Nicht die Tinte, nicht das Papier, nicht der Computer im Gegensatz zur Handschrift oder die Kreide im Gegensatz zur Feder macht demnach die Qualität der Texte aus, die  länger leben als die Hand, die sie zu Papier gebracht oder sonst irgendwie schriftlich festgehalten hat. Was die Handschrift an persönlicher Eigenart zum Ausdruck bringt, leisten sie abgesehen von ihr; weit über das einmalig Persönliche hinaus. Ihr Wortlaut erklingt nicht nur in dieser oder jener Lesung, sondern er ist ein für alle Mal dem Text eingeschrieben als eine zwar unhörbare, dafür aber um so reinere Musik. Wie das geschieht, ist ein Geheimnis, in das man immer wieder neu, immer wieder anders einen kurzen Einblick gewinnen kann.

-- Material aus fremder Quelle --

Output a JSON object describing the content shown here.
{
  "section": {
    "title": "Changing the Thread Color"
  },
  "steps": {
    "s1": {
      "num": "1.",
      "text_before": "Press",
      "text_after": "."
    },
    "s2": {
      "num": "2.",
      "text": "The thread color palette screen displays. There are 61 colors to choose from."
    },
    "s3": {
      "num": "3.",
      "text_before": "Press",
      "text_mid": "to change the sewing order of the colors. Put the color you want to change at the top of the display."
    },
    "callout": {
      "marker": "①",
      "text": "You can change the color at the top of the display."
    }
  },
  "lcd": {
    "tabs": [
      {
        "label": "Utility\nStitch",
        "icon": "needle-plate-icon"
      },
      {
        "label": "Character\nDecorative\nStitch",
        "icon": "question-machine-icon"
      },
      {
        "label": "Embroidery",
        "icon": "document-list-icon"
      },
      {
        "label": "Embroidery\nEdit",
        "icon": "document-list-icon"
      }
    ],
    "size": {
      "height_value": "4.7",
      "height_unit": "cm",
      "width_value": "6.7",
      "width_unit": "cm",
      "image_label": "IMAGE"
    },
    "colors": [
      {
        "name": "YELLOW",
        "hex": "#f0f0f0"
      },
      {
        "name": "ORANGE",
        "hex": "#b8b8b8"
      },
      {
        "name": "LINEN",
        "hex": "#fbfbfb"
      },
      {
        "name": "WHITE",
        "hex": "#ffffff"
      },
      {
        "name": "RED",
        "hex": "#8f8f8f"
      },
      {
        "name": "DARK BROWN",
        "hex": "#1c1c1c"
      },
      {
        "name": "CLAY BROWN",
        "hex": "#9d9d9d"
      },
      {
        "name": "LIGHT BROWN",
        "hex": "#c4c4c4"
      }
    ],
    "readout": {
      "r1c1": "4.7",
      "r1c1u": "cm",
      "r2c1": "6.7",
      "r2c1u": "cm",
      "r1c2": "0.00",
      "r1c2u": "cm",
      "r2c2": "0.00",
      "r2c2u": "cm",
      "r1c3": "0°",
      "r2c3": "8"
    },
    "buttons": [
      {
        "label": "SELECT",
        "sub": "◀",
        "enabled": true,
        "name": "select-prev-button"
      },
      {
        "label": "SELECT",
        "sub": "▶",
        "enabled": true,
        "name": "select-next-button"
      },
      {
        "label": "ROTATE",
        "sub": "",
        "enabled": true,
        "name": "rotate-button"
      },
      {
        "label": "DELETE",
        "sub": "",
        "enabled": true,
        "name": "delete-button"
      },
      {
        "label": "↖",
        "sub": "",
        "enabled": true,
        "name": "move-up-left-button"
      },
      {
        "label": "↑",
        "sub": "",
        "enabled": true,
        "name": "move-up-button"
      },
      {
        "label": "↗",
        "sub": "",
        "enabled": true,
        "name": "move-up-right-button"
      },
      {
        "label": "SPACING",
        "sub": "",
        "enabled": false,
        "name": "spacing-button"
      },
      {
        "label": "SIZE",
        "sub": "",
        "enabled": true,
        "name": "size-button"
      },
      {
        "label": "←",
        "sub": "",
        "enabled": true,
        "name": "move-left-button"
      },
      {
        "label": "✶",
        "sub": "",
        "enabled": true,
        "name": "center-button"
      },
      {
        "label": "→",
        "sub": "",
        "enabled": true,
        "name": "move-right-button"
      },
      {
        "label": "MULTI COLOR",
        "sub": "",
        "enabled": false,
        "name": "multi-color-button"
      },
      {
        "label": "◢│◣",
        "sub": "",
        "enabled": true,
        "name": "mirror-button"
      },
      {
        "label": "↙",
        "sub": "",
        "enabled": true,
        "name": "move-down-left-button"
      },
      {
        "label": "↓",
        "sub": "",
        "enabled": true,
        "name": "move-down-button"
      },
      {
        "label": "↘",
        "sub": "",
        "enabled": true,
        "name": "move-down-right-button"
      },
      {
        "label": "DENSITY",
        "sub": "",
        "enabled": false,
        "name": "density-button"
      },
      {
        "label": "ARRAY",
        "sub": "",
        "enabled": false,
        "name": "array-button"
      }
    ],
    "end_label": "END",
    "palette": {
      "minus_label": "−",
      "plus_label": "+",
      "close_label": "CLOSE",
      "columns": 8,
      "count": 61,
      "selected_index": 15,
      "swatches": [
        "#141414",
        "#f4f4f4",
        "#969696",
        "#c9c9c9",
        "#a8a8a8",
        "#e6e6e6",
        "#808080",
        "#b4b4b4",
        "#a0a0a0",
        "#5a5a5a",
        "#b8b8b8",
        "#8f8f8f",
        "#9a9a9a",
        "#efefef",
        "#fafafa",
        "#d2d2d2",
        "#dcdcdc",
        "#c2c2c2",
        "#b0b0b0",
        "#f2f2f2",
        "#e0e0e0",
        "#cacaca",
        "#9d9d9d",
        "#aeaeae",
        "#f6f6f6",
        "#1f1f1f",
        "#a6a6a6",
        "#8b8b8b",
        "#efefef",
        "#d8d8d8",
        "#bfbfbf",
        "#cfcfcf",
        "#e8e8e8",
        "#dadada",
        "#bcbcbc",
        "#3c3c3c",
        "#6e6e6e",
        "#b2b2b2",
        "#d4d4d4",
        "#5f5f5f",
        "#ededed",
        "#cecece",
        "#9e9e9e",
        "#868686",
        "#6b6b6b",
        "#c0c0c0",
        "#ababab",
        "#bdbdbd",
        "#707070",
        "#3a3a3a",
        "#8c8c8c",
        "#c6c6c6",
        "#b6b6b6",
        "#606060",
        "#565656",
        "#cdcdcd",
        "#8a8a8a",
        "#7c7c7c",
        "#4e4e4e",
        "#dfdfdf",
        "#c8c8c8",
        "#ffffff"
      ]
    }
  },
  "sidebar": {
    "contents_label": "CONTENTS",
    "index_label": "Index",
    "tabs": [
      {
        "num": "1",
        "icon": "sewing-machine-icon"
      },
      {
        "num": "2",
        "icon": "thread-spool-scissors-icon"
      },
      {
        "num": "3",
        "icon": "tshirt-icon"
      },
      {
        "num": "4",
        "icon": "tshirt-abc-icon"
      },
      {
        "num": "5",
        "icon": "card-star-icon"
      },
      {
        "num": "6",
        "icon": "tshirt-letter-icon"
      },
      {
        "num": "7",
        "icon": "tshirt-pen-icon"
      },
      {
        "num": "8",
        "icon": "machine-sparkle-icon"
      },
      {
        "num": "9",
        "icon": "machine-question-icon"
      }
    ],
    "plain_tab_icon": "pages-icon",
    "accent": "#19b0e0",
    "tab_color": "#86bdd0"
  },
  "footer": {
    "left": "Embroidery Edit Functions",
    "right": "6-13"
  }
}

Ein für alle Mal auf die Spur kommen kann man ihm nicht. Auf Joseph Brodskys Grab auf der Friedhofsinsel San Michele haben eine ganze Menge von Besuchern ihren Kugelschreiber, ihren Bleistift niedergelegt. Damit der tote Dichter in seinem Grab weiterschreiben kann? Damit sich das, was in seinen Versen steht, irgendwie ohne ihn weiterschreiben möge? Die guten Wünsche sind müssig, möchte man sagen, wenn sich nicht gleich der Einspruch melden würde, dass sie – irgendwie – doch in Erfüllung gehen. Das Schreiben erfüllt nicht nur seinen praktischen Zweck, sondern es geht über ihn hinaus in einen Bereich, der sich der Kontrolle entzieht. Geschriebenes dauert nicht nur solange es in seiner materiellen Gestalt erhalten bleibt, sondern solange es im Gedächtnis der Menschen nachklingt.